“Great loves begin with journeys.
and adventurers fall on these roads only”
Ahmet Telli
We take a closer look at “Compartment No. 6”, where Finnish director Juho Kuosmanen shared the Grand Jury Prize with “Hero” at the Cannes Film Festival.
“Compartment Number 6” is a train journey that takes place in Russia in the first half of the 90s, after the collapse of the Soviet Union. It is possible to give a lot of praise for the movie, but it has to be said that it creates a nostalgic narrative that makes you feel the smell and humid air of the places where everything takes place. The old telephone booths at the stations where the train stopped during the journey, the snowy Russian streets, when you say one night they stayed in St. Petersburg, it is possible to feel that the movie takes place in Russia in the mid-90s. Because at the end of the movie, you leave the theater with the main characters, Laura and Ljoha, and descend into a city in the north of Russia, leaving behind you the smell of a run-down train where the backpacks of all kinds of people collide in the narrow corridors that smell of rust and dampness. And of course, sensing the pungent smell of cold.

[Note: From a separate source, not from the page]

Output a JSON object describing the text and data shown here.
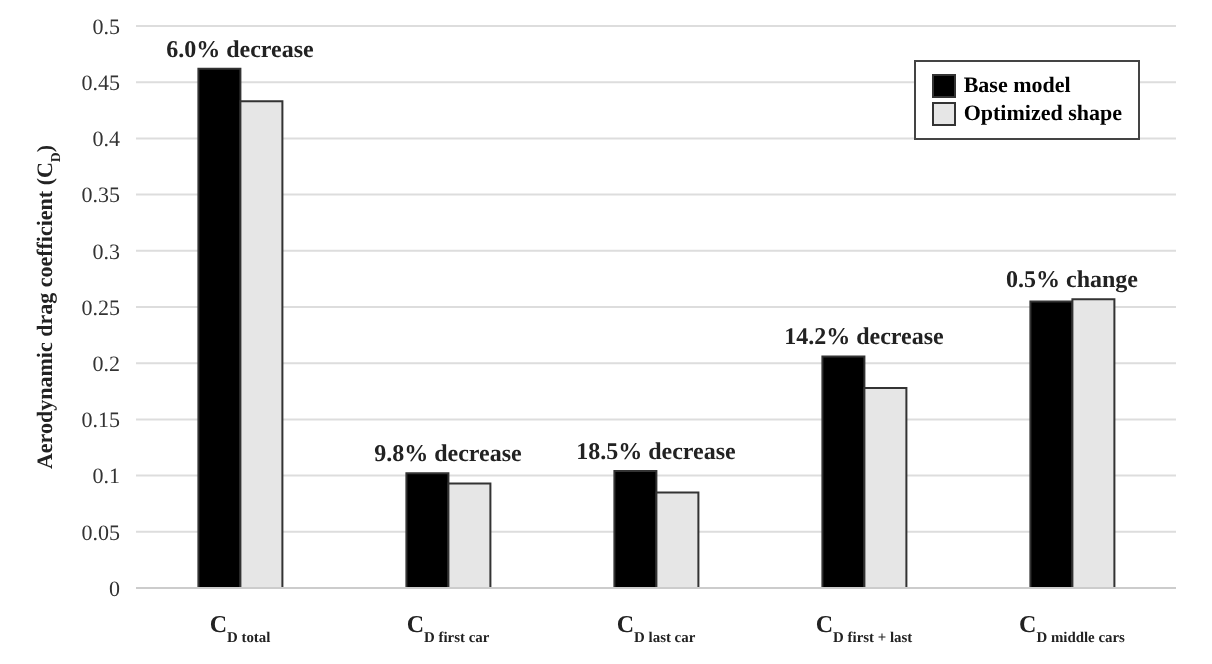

Adapted from the novel of the same name by Finnish writer Rosa Liksom published in 2011, “Compartment No. 6” opens as a guest at a room full of intellectuals’ house party in Moscow. One of the main characters of the movie, Laura (Seidi Haarla), is an archeology student in her late 20s who came to Russia from Finland to learn languages. The embarrassment caused by Laura’s mispronunciation of an author’s name in a quotation completion game played among the party’s guests makes the audience feel that she is unfamiliar with this settled environment and does not feel like she belongs. Another maxim we hear during this play perhaps expresses the main point of the movie: “Only some parts of us will touch, some parts of others.” We hear these words of Marilyn Monroe from the mouth of Irina, a professor of Russian literature with whom Laura has been together for a while and lives at home. The relationship between the two, which we saw throughout the party, which is on the verge of extinction, already leaves a question mark as to how much they can touch “pieces of each other”. The day after the party, Laura takes the train alone from Moscow to see the thousands of years old petroglyphs in Murmansk to embark on the journey she and Irina had planned to go on, but could not come because Irina had a job.